Seperti yang sudah ditulis dan diceritakan banyak penulis, Bonek merupakan pionir tradisi awaydays di Indonesia. Awaydays juga dikenal dengan sebutan tret-tet-tet, di mana sekumpulan suporter berangkat mendampingi tim kesayangannya berlaga di luar kandang.
Bahkan nama Bonek yang merupakan kepanjangan dari Bondo Nekat adalah bentuk kenekatan pendukung setia Bajol Ijo sendiri saat awaydays ke Jakarta guna mendukung Persebaya saat berlaga di babak 8 Besar era Perserikatan di tahun 1988.
Maka, tak lengkap rasanya menjadi Bonek namun tidak pernah melakukan awaydays. Dari sekian banyak awaydays yang saya lakukan, mungkin mbonek di Stadion Gajayana Malang merupakan awaydays paling berkesan bagi saya.
Berikut kisahnya.
***
Adzan Subuh yang berkumandang menjadi sebuah alarm bagi saya untuk bangun dari tempat tidur. Pagi itu, saya telah nawaitu berangkat ke Malang guna mendampingi tim kesayangan saya, Persebaya, bertanding melawan Persema Malang, Minggu 22 April 2012.
Ditemani pacar dan adik saya yang bersikeras untuk ikut, saya berangkat pagi-pagi sekali untuk menghindari sweeping yang lumrah terjadi saat Persebaya bertanding di kota Pendidikan tersebut.

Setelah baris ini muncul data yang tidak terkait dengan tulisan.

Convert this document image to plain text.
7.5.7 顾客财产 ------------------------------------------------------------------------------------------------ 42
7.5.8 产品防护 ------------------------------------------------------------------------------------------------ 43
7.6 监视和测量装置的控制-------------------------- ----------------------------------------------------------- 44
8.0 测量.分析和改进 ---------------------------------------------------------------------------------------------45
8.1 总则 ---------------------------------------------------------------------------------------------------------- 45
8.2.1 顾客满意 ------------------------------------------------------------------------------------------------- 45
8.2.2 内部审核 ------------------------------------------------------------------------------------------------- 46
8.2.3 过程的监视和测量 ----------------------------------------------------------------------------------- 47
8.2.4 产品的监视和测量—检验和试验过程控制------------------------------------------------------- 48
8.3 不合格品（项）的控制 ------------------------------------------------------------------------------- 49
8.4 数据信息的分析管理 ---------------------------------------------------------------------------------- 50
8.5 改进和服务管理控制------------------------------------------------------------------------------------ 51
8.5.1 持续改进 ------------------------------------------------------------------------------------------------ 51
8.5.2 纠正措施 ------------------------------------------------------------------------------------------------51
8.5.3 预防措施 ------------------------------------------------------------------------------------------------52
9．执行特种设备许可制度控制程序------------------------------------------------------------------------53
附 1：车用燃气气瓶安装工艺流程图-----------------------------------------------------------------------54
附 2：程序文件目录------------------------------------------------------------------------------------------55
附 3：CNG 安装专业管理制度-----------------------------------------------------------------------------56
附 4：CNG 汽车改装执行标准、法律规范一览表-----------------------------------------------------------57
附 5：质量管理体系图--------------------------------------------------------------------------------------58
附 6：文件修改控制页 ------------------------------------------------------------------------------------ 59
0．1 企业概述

Singkat cerita, saya berhasil memasuki stadion dan tak menemui hambatan berarti. Mungkin karena saya masuk stadion lebih awal. Dan saya tidak memarkir kendaraan di sekitar Stadion Gajayana, melainkan di sebuah pusat perbelanjaan yang letaknya tak begitu jauh dari Gajayana.
Saat memasuki stadion, saya memutuskan untuk duduk di bawah papan skor dan bersikap sebaik mungkin untuk membaur. Akan tetapi, saya meminimalisasi interaksi dengan sekitar mengingat logat bahasa antara orang Surabaya dan Malang sedikit berbeda.
Tak begitu banyak penonton yang hadir saat itu. Mungkin hanya sekitar seperempat dari kapasitas Stadion Gajayana yang terisi. Penonton yang hadir memakai atribut merah-merah warna kebesaran Laskar Ken Arok juga sedikit.
Pertandingan pun dimulai dan Persebaya menekan sejak awal pertandingan. Anak asuh Divaldo Alves yang bermain dengan kekuatan penuh ini benar-benar berhasil membuat Persema Malang seolah-olah lupa kalau mereka bermain di kandang sendiri. Tekanan di awal-awal pertandingan berbuah sebuah gol yang dicetak Mat Halil yang saat itu menempati posisi penyerang sayap.
Tentu saya sama sekali tak berselebrasi apapun sesaat gol itu terjadi. Hanya diam seolah-olah tak ada sesuatu yang terjadi. Ikut mengumpat seperti orang-orang sekitar pun tak bisa. Bukankah perasaan memang tak bisa dibohongi?
Setelah unggul pun, Persebaya tetap mendominasi pertandingan. Sampai saat Mat Halil yang sebelumnya menjadi pahlawan dengan golnya menjadi sebuah petaka saat dikartu merah wasit. Pemain yang identik dengan nomer punggung dua itu harus meninggalkan lapangan lebih awal.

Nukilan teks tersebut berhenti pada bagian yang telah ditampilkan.